- Antelope Cave
- U.S. National Register of Historic Places
- Nearest city: near Colorado City, Arizona
- Area: less than one acre
- NRHP reference No.: 75000351
- Added to NRHP: October 10, 1975

= Antelope Cave =

Antelope Cave is a limestone cave near Colorado City, Arizona on the Uinkaret Plateau. It was added to the National Register of Historic Places in 1975 as an archeological site. It is roughly 130 feet wide and 350 long once entered. It was site of a prehistoric activity.
It is not related to Antelope Canyon in Coconino County, Arizona.

== Historic use ==
Human use of Antelope cave has been dated to 4000 years using radiocarbon dating. The site is thought to have been inhabited sporadically from that time until roughly 1000 BCE. At least 4460 items from the site where excavated by the University of California in 1959 when the site came under threat from archaeological looters. Counting these and other artifacts gathered at other times, over 10000 artifacts were removed from the site. These have been used in scholarship on topics ranging from the footwear of the inhabitants to diabetes.

== Rediscovery and modern times ==
The cave was known to relic hunters by the 1920s, but was not studied by the scientific community until 1954. In that year, a research expedition was mounted by Robert C. Euler.
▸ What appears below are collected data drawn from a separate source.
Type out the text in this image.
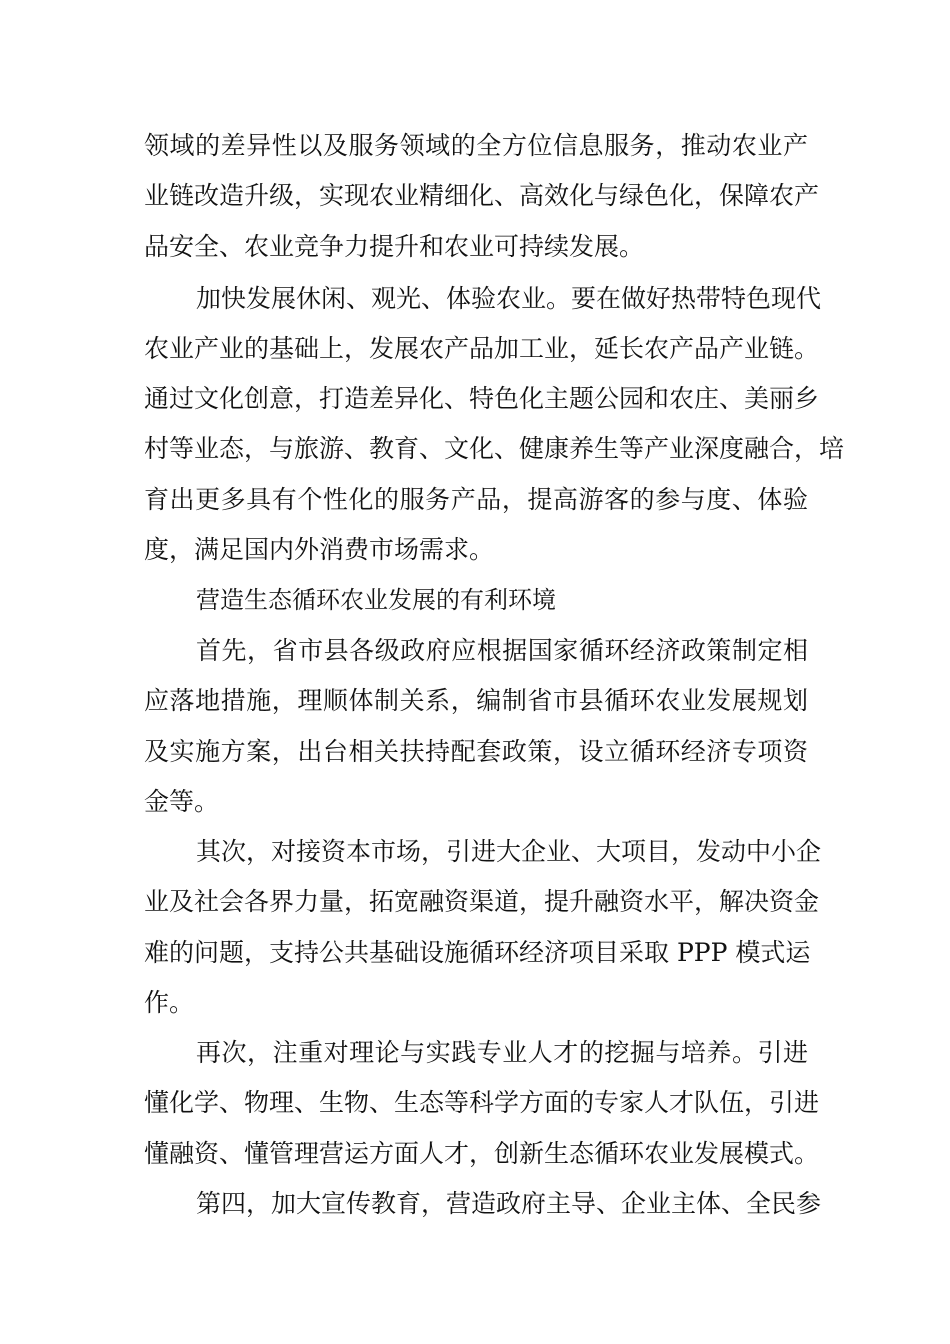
领域的差异性以及服务领域的全方位信息服务，推动农业产
业链改造升级，实现农业精细化、高效化与绿色化，保障农产
品安全、农业竞争力提升和农业可持续发展。
加快发展休闲、观光、体验农业。要在做好热带特色现代
农业产业的基础上，发展农产品加工业，延长农产品产业链。
通过文化创意，打造差异化、特色化主题公园和农庄、美丽乡
村等业态，与旅游、教育、文化、健康养生等产业深度融合，培
育出更多具有个性化的服务产品，提高游客的参与度、体验
度，满足国内外消费市场需求。
营造生态循环农业发展的有利环境
首先，省市县各级政府应根据国家循环经济政策制定相
应落地措施，理顺体制关系，编制省市县循环农业发展规划
及实施方案，出台相关扶持配套政策，设立循环经济专项资
金等。
其次，对接资本市场，引进大企业、大项目，发动中小企
业及社会各界力量，拓宽融资渠道，提升融资水平，解决资金
难的问题，支持公共基础设施循环经济项目采取 PPP 模式运
作。
再次，注重对理论与实践专业人才的挖掘与培养。引进
懂化学、物理、生物、生态等科学方面的专家人才队伍，引进
懂融资、懂管理营运方面人才，创新生态循环农业发展模式。
第四，加大宣传教育，营造政府主导、企业主体、全民参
In 1959, danger to the site by looters increased, and using money provided from a grant by the University of California, a major expedition was undertaken to salvage as much information as possible. 520 cubic feet of material were processed. The cave is now gated and closed to the public. Antelope Cave is located in Mohave County, Arizona southwest of Colorado City and Hildale, Utah and southeast of Hurricane, Utah. It is close to a large power transmission line.